Fast and Lightweight Human Pose Estimation

Fast and Lightweight Human Pose Estimation

Abstract:

Although achieving significant improvement on pose estimation, the major drawback is that most top-performing methods tend to adopt complex architecture and spend large computational cost to achieve higher performance. Due to the edge device's limited resources, its top-performing methods are hard to maintain fast inference speed in practice. To address this issue, we proposed the fast and lightweight human pose estimation method to maintain high performance and bear the less computational cost. Especially, the proposed method consists of two parts, i.e., the fast and lightweight pose network (FLPN) for pose estimation and a novel lightweight bottleneck block for reducing computational cost, which can integrate the simple network and lightweight bottleneck into an efficient method for accurate pose estimation.

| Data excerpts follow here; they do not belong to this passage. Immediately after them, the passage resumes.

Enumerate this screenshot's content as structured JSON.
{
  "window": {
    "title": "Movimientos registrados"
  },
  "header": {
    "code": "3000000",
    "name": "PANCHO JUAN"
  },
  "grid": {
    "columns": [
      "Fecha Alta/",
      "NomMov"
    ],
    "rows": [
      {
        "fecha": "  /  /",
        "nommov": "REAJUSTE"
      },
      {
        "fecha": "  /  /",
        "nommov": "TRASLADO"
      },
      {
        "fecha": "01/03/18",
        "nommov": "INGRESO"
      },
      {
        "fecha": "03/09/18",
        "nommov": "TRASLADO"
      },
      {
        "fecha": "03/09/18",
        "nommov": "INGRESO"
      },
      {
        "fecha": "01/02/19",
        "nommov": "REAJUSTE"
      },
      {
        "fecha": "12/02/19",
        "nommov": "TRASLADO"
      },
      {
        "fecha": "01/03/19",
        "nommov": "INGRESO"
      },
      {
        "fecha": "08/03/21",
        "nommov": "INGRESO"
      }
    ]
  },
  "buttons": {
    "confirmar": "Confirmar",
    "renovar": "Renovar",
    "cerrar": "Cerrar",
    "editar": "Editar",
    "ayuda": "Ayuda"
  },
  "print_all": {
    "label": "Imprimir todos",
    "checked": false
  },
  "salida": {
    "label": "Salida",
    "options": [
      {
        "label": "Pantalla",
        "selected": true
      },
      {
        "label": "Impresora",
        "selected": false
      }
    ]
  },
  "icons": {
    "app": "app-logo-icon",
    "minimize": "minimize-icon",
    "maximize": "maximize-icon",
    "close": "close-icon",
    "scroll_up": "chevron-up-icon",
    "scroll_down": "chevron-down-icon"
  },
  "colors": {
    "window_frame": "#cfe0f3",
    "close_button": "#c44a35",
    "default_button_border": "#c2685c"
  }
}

In terms of lightweight bottleneck block, we introduce the structural similarity measurement (SSIM) to refine the appropriate ratio of intrinsic feature maps and reduce the model size. Furthermore, an attention mechanism is also adopted in our lightweight bottleneck block for modeling the contextual information. We demonstrate the performance of the proposed method with extensive experiments on the two standard benchmark datasets by comparing our method with state-of-the-art methods. On the COCO keypoint detection dataset, our proposed method attains a similar accuracy with these state-of-the-art methods, but the computational cost of these top-performing methods is more than 7 times that of ours.